Here's a summary of the changes in trend since the end of August.
From top to bottom:
S&P 500 is back above its 50-day moving average (positive). It has also broken through resistance around the 2950 level (positive).
Slope of the 50-day moving average is negative (negative) but it appears to be flattening out (positive).
Slope of the 200-day moving average is positive (positive) and it looks like it's begun to rise again (positive).
Almost 60% of S&P 500 stocks are trading above their 50-day moving average (positive).
Over 65% of S&P 500 stocks are trading above their 200-day moving average (positive).
The NYSE Cumulative Advance Decline index is at all-time-highs. The S&P 500 has yet to reclaim its all-time high. Thus we have a bullish divergence between the NYSE A/D index and the S&P 500 (positive).
The high-low logic index is flashing a warning signal. A lot of stocks are making new highs and new lows at the same time. This sort of bifurcated market usually accompanies changes in trend (negative).
In summary, the market has broken through an important technical resistance level, resumed its up-trend and breadth is OK.
Sentiment indicator played an important role in focusing my attention on the possibility that the S&P 500 was over-sold in early-August. The signs of extreme pessimism that were present at the time are now gone.
We haven't reached a point of extreme optimism. Investors appear to be slow to trust the recent rally. This suggests that it has further room to move.
From top to bottom:
Registered Investment Advisors (RIAs) are still suspicious of the rally.
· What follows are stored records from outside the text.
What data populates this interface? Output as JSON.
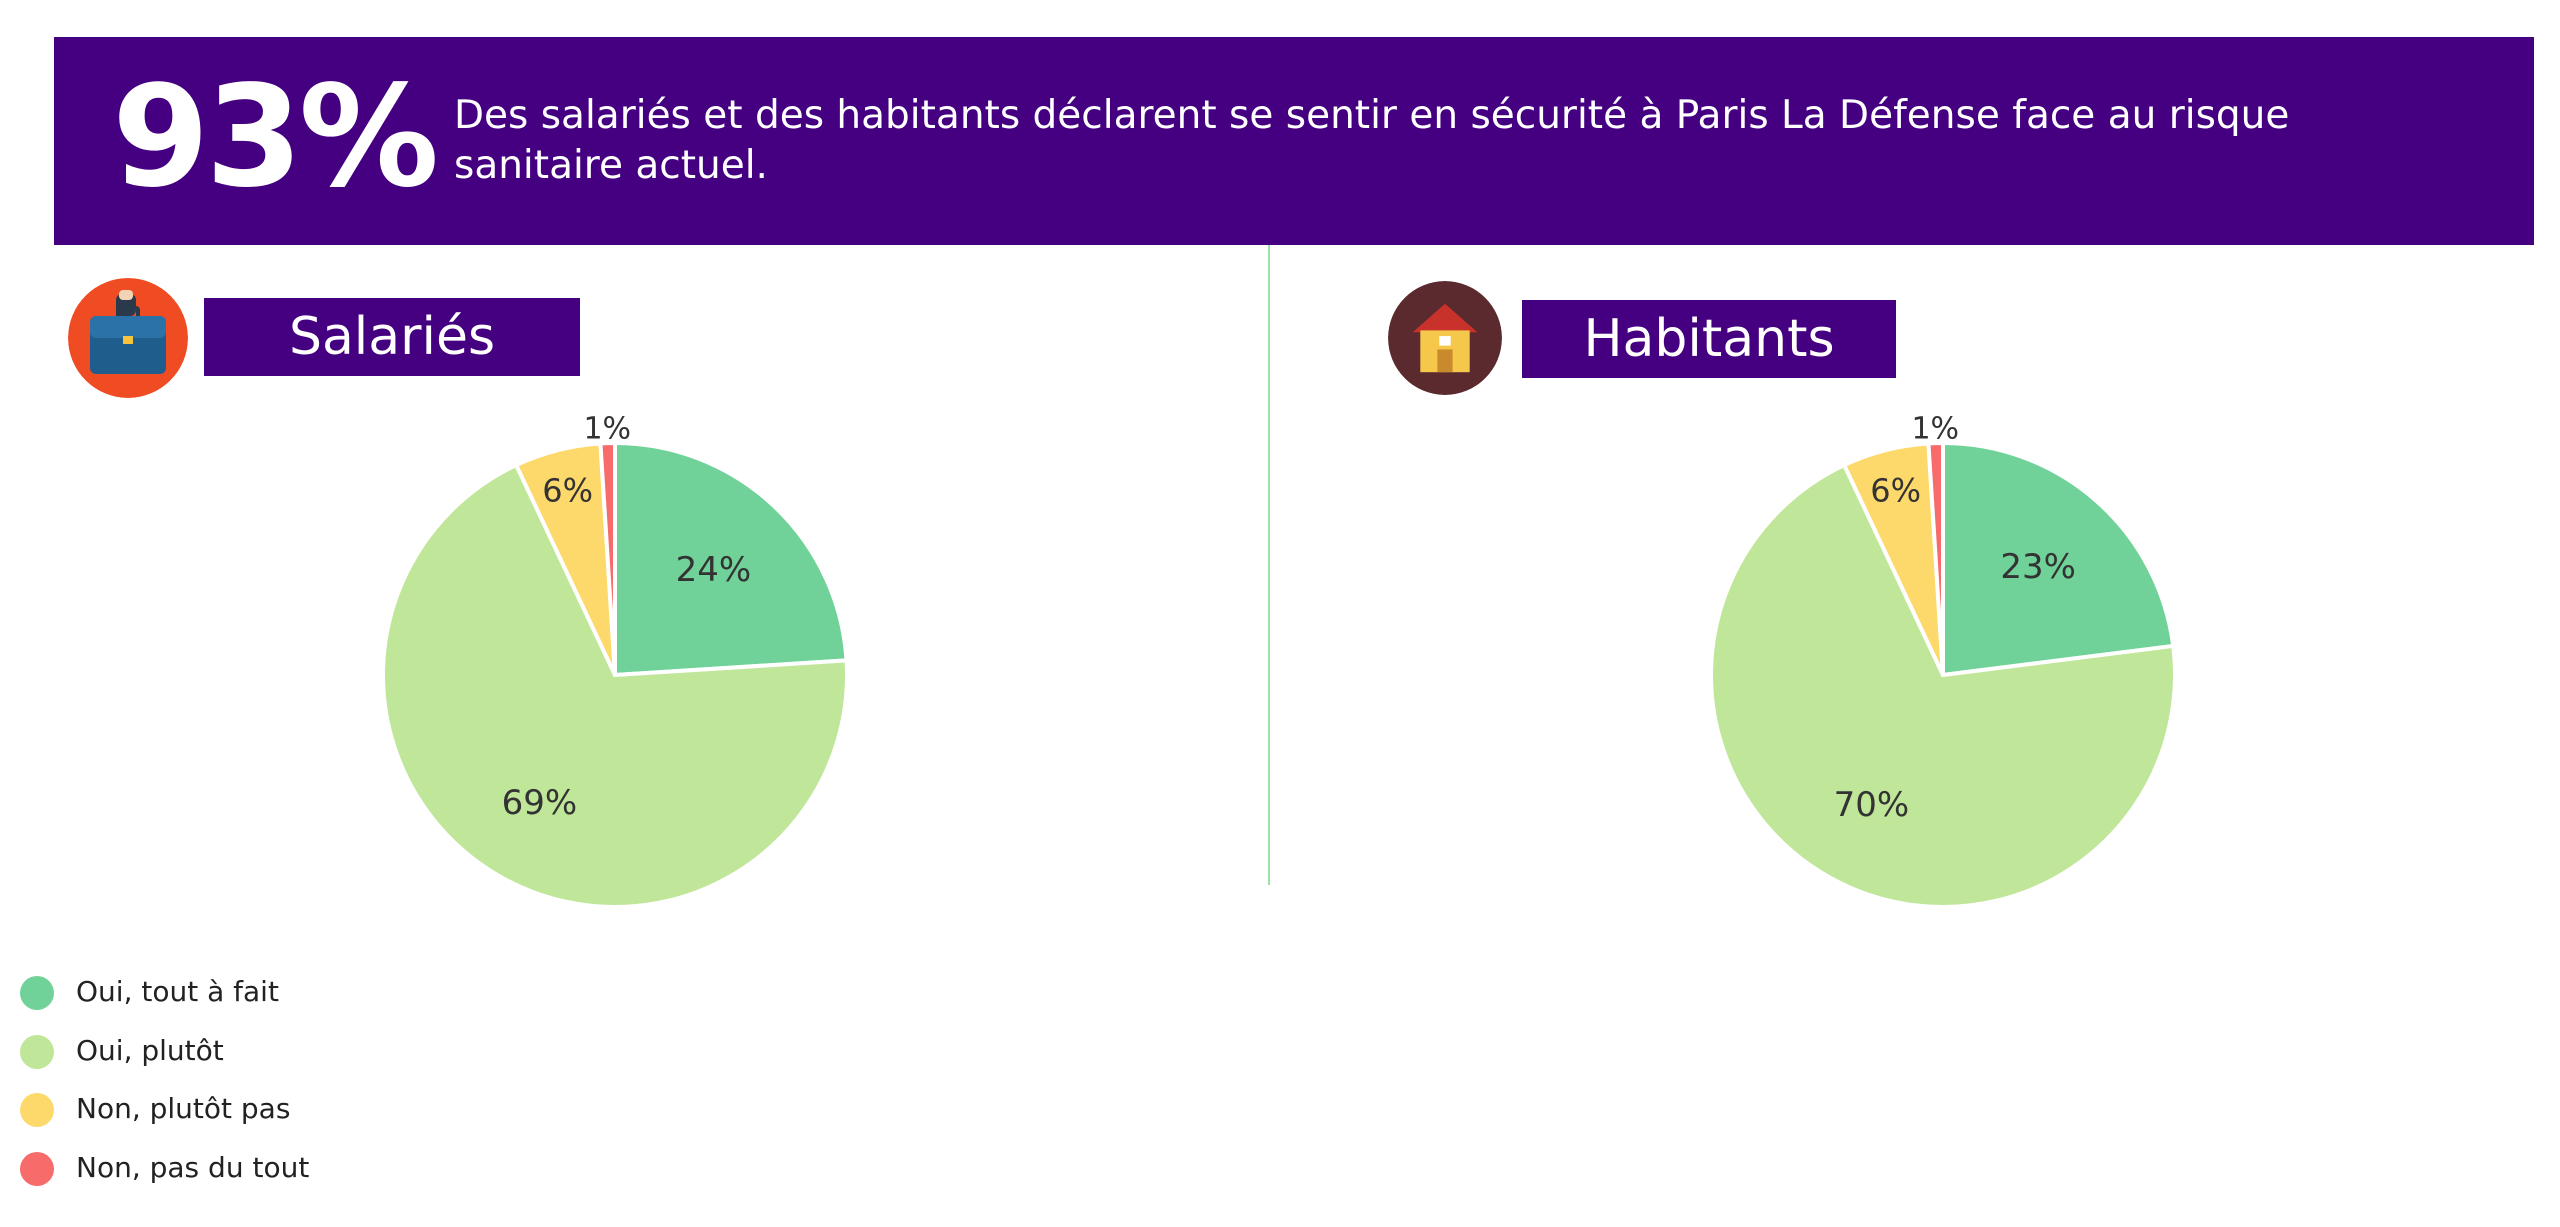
{
  "banner": {
    "headline": "93%",
    "line1": "Des salariés et des habitants déclarent se sentir en sécurité à Paris La Défense face au risque",
    "line2": "sanitaire actuel."
  },
  "colors": {
    "banner_bg": "#440080",
    "divider": "#9fe3a3"
  },
  "groups": [
    {
      "label": "Salariés",
      "icon": "briefcase-icon"
    },
    {
      "label": "Habitants",
      "icon": "house-icon"
    }
  ],
  "chart_data": [
    {
      "type": "pie",
      "title": "Salariés",
      "labels": [
        "Oui, tout à fait",
        "Oui, plutôt",
        "Non, plutôt pas",
        "Non, pas du tout"
      ],
      "values": [
        24,
        69,
        6,
        1
      ],
      "value_labels": [
        "24%",
        "69%",
        "6%",
        "1%"
      ],
      "colors": [
        "#71d299",
        "#c0e69a",
        "#fdd96c",
        "#f86b6b"
      ]
    },
    {
      "type": "pie",
      "title": "Habitants",
      "labels": [
        "Oui, tout à fait",
        "Oui, plutôt",
        "Non, plutôt pas",
        "Non, pas du tout"
      ],
      "values": [
        23,
        70,
        6,
        1
      ],
      "value_labels": [
        "23%",
        "70%",
        "6%",
        "1%"
      ],
      "colors": [
        "#71d299",
        "#c0e69a",
        "#fdd96c",
        "#f86b6b"
      ]
    }
  ],
  "legend": {
    "position": "bottom-left",
    "items": [
      {
        "label": "Oui, tout à fait",
        "color": "#71d299"
      },
      {
        "label": "Oui, plutôt",
        "color": "#c0e69a"
      },
      {
        "label": "Non, plutôt pas",
        "color": "#fdd96c"
      },
      {
        "label": "Non, pas du tout",
        "color": "#f86b6b"
      }
    ]
  }
}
Equity allocations are approximately 15% below their 200-day moving average (positive).
Retail investors are gradually becoming more sanguine, but the bears still dominate (positive).
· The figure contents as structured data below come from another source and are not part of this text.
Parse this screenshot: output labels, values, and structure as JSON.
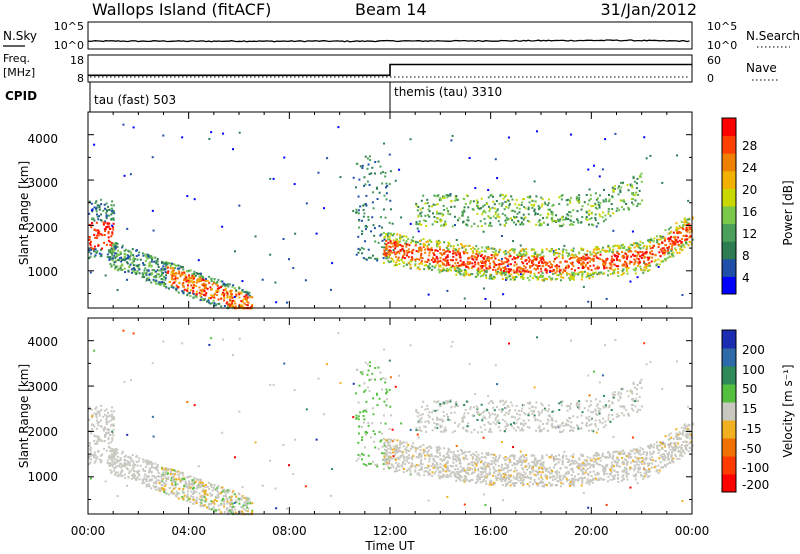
{
  "header": {
    "station": "Wallops Island (fitACF)",
    "beam": "Beam 14",
    "date": "31/Jan/2012"
  },
  "noise_panel": {
    "left_label": "N.Sky",
    "right_label": "N.Search",
    "left_ticks": [
      "10^5",
      "10^0"
    ],
    "right_ticks": [
      "10^5",
      "10^0"
    ]
  },
  "freq_panel": {
    "left_label_1": "Freq.",
    "left_label_2": "[MHz]",
    "right_label": "Nave",
    "left_ticks": [
      "18",
      "8"
    ],
    "right_ticks": [
      "60",
      "0"
    ]
  },
  "cpid": {
    "label": "CPID",
    "modes": [
      {
        "name": "tau (fast) 503",
        "start_hour": 0
      },
      {
        "name": "themis (tau) 3310",
        "start_hour": 12
      }
    ]
  },
  "x_axis": {
    "label": "Time UT",
    "ticks": [
      "00:00",
      "04:00",
      "08:00",
      "12:00",
      "16:00",
      "20:00",
      "00:00"
    ]
  },
  "power_panel": {
    "ylabel": "Slant Range [km]",
    "yticks": [
      "4000",
      "3000",
      "2000",
      "1000"
    ],
    "colorbar_label": "Power [dB]",
    "colorbar_ticks": [
      "28",
      "24",
      "20",
      "16",
      "12",
      "8",
      "4"
    ],
    "colors": [
      "#0000ff",
      "#1f4fa8",
      "#2e7d52",
      "#4aa05a",
      "#7ac94a",
      "#c8d800",
      "#f2b000",
      "#f08000",
      "#ff4000",
      "#ff0000"
    ]
  },
  "velocity_panel": {
    "ylabel": "Slant Range [km]",
    "yticks": [
      "4000",
      "3000",
      "2000",
      "1000"
    ],
    "colorbar_label": "Velocity [m s⁻¹]",
    "colorbar_ticks": [
      "200",
      "100",
      "50",
      "15",
      "-15",
      "-50",
      "-100",
      "-200"
    ],
    "colors": [
      "#1c2cb0",
      "#2e6aa8",
      "#2f8a5a",
      "#55c040",
      "#c8c8c0",
      "#f0b020",
      "#f07000",
      "#ff3a00",
      "#ff0000"
    ]
  },
  "chart_data": [
    {
      "type": "line",
      "title": "N.Sky / N.Search",
      "x": [
        0,
        1,
        2,
        3,
        4,
        5,
        6,
        7,
        8,
        9,
        10,
        11,
        12,
        13,
        14,
        15,
        16,
        17,
        18,
        19,
        20,
        21,
        22,
        23,
        24
      ],
      "series": [
        {
          "name": "N.Sky",
          "values": [
            10,
            11,
            10,
            11,
            10,
            10,
            11,
            10,
            10,
            11,
            10,
            10,
            12,
            11,
            12,
            12,
            13,
            13,
            14,
            15,
            16,
            17,
            15,
            12,
            11
          ]
        }
      ],
      "ylim": [
        1,
        100000
      ],
      "scale": "log"
    },
    {
      "type": "line",
      "title": "Freq. / Nave",
      "x": [
        0,
        12,
        12,
        24
      ],
      "series": [
        {
          "name": "Freq.",
          "values": [
            10.5,
            10.5,
            14.5,
            14.5
          ]
        },
        {
          "name": "Nave",
          "values": [
            4,
            4,
            4,
            4
          ]
        }
      ],
      "ylim": [
        8,
        18
      ]
    },
    {
      "type": "heatmap",
      "title": "Power [dB]",
      "x_range_hours": [
        0,
        24
      ],
      "y_range_km": [
        180,
        4500
      ],
      "features": [
        {
          "name": "early echo",
          "start_hour": 0,
          "end_hour": 1,
          "range_km": [
            1200,
            2600
          ],
          "power_db": 24
        },
        {
          "name": "descending band",
          "start_hour": 1,
          "end_hour": 6.5,
          "range_km_start": 1400,
          "range_km_end": 200,
          "power_db": 22
        },
        {
          "name": "main band",
          "start_hour": 12,
          "end_hour": 24,
          "range_km": [
            900,
            1900
          ],
          "power_db": 26
        },
        {
          "name": "upper band",
          "start_hour": 13,
          "end_hour": 22,
          "range_km": [
            2000,
            2600
          ],
          "power_db": 10
        }
      ]
    },
    {
      "type": "heatmap",
      "title": "Velocity",
      "x_range_hours": [
        0,
        24
      ],
      "y_range_km": [
        180,
        4500
      ],
      "features": [
        {
          "name": "descending band",
          "start_hour": 0.5,
          "end_hour": 6.5,
          "velocity_ms": 0
        },
        {
          "name": "afternoon bands",
          "start_hour": 12,
          "end_hour": 24,
          "velocity_ms": 0
        }
      ]
    }
  ]
}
Investment in "bear" funds (i.e. mutual funds that do well in falling markets) continue to increase (positive).
The 10-day moving average of the Put/Call ratio remains above 1, indicating that investors are still cautious (positive).
The VIX has fallen but remains above the 10-12% level usually associated with investor complacency (neutral).
In summary, investors are not as bearish as they were a few weeks ago. Sentiment measures have yet to reach the levels of over-optimism usually associated with market declines.